While a U.S. Air Force official said last week that he was uncertain whether the service’s Skyborg Vanguard research and development program for teaming low-cost attritable aircraft and manned aircraft would be ready to transition to an acquisition program of record in fiscal 2023, Kratos [KTOS] said on Aug. 17 that it will be ready to meet that timeline.

The Air Force has used the design of the Kratos XQ-58 Valkyrie as an example of what Skyborg drones may look like.

“Kratos remains committed to supporting our partner’s, the United States Air Force, objective of transitioning Skyborg to a program of record in 2023 with the XQ-58 Valkyrie,” Kratos CEO Eric DeMarco said in an Aug. 17 statement. “Primary stated requirements for Skyborg program drones include runway independence, affordability, and that the actual to be fielded aircraft exists today, are not surrogates and will execute flights under the program this year, not at some future date. Kratos is currently satisfying the complete requirement set.”
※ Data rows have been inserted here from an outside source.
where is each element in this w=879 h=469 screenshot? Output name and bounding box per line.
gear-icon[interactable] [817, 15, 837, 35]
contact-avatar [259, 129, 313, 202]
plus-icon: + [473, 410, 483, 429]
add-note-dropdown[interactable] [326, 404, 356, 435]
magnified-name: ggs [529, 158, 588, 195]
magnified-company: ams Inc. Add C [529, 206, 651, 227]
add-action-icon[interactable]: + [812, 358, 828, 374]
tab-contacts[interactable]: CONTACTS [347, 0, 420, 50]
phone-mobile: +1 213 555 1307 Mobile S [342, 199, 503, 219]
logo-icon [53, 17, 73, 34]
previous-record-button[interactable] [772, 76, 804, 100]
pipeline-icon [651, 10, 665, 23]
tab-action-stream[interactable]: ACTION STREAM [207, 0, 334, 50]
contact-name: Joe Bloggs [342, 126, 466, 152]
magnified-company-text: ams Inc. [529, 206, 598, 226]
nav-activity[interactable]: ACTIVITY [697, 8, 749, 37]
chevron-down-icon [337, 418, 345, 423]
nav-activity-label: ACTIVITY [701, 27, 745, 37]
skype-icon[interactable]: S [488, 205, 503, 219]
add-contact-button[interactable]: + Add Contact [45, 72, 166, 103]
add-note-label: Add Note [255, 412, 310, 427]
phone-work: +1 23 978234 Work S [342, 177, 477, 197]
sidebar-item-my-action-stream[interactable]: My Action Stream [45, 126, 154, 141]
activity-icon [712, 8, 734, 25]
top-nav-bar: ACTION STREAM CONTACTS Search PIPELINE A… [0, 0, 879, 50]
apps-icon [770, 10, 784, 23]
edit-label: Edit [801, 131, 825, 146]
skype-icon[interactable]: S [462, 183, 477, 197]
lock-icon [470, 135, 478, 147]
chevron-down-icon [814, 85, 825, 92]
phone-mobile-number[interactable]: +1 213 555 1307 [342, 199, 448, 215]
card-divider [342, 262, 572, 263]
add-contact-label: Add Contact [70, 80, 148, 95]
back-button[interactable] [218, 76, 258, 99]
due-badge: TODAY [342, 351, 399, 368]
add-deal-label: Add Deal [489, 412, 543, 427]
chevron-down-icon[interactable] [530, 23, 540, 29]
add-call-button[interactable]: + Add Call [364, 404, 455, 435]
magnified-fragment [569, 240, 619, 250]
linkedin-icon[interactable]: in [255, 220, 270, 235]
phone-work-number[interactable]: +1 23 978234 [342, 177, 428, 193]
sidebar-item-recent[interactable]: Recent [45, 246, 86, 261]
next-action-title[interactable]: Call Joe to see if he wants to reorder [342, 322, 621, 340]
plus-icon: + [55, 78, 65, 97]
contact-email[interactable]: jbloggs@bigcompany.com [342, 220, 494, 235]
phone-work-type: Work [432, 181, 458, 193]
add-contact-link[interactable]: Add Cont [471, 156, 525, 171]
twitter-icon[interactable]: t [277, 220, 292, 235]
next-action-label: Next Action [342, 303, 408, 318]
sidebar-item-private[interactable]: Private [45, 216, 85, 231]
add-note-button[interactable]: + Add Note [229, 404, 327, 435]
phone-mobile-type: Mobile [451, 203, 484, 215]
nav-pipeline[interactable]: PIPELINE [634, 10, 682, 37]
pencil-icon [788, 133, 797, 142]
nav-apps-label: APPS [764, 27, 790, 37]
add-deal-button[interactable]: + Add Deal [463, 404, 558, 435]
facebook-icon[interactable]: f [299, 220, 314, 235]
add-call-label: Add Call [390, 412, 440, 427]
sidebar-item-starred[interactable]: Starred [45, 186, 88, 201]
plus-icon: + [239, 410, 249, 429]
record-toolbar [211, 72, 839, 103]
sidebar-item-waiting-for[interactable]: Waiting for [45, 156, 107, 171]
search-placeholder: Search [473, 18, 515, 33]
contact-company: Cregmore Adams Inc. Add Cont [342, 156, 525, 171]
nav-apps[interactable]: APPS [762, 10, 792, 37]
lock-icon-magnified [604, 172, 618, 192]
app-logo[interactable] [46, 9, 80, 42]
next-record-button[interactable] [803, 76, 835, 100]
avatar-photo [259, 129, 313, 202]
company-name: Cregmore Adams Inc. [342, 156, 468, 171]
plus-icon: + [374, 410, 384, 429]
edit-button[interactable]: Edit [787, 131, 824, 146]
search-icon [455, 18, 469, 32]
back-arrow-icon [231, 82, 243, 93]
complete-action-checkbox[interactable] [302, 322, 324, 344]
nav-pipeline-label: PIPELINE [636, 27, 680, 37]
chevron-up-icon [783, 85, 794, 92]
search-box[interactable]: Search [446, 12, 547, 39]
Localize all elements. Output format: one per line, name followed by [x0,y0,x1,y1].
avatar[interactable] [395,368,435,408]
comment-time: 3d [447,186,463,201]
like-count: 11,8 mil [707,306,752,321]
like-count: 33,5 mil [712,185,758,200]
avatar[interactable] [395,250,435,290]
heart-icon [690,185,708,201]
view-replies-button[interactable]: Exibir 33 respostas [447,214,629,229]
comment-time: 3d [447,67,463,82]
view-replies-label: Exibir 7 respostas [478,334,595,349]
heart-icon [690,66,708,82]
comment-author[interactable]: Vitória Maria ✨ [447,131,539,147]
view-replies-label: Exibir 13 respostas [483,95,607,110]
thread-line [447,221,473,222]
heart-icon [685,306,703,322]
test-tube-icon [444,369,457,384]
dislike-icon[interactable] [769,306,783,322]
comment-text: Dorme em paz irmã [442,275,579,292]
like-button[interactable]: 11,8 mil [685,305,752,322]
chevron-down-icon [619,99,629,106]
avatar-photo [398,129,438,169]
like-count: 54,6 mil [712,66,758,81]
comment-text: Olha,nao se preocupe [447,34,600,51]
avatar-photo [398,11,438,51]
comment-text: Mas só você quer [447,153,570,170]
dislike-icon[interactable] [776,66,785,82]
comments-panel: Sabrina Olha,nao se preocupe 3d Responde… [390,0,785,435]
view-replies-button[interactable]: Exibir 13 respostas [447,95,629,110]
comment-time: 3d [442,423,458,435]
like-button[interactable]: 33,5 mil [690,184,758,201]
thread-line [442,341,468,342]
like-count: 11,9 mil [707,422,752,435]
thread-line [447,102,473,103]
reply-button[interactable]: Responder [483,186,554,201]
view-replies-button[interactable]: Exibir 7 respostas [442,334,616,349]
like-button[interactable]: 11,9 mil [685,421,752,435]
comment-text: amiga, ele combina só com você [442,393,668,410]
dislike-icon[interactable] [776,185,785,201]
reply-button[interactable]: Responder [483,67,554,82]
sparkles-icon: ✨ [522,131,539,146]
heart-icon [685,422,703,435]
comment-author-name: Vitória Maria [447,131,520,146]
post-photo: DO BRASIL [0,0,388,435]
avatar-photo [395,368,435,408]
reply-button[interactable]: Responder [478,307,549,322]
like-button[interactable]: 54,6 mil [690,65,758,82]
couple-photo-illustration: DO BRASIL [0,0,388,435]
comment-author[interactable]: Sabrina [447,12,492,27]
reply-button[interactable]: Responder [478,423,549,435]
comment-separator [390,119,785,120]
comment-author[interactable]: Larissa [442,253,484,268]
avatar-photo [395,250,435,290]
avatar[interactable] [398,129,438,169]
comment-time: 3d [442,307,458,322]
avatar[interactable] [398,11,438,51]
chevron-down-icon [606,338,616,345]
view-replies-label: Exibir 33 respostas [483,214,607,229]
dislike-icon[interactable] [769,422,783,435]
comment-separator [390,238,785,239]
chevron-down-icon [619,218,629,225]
Last week, Air Force Brig. Gen. Dale White, the program executive officer for fighters and advanced aircraft, said that the Air Force plans to continue Skyborg experimentation to determine its possible fit in the service’s force mix (Defense Daily, Aug. 13).

“I’m not going to say that’s not achievable,” White said of the fiscal 2023 timeline for making Skyborg a program of record, “but it has to be balanced with all the other requirements we have across the portfolio to able to do that, and I think there is some amount of work we want to do with respect to the platform and the autonomy piece before we make that transition.”

In 2019, the Air Force designated Skyborg as one of three service Vanguard programs to accelerate the fielding of advanced technologies, and former Air Force acquisition chief Will Roper aimed to make Skyborg a program of record in fiscal 2023.

The Air Force said that it had  conducted a two hour and thirty minute flight test on June 24 of the Skyborg autonomy core system (ACS) aboard a General Atomics MQ-20 Avenger tactical drone during the Orange Flag 21-2 exercise at Edwards AFB, Calif. (Defense Daily, July 1).

ACS is to be the collaboration and autonomy-enabling “brain” of Skyborg.

The first ACS flight test took place on Apr. 29 aboard a Kratos UTAP-22 Mako drone at Tyndall AFB, Fla., and lasted two hours and 10 minutes (Defense Daily, May 5).

Steve Fendley, the president of Kratos’ unmanned systems division, said on Aug. 17 that Kratos has developed more than 10 affordable drone types able to meet Skyborg’s requirement for autonomous, low-cost platforms that can generate massed combat power with minimal logistics footprints.

The 12 initial Valkyrie drones “are coming off the [production] line this year and next,” he said. “Our unique position as a mid-tier system provider enables us to take these more commercial (versus conventional defense primes) approaches which benefit the DoD and demonstrate the speed that is achievable through leveraging the Silicon Valley approach to technology and system development.”

Last December, the Air Force awarded more than $76 million to Kratos, Boeing [BA], and General Atomics to build prototypes for the service’s Skyborg Vanguard program and fly them in teaming with manned aircraft (Defense Daily, Dec. 7, 2020).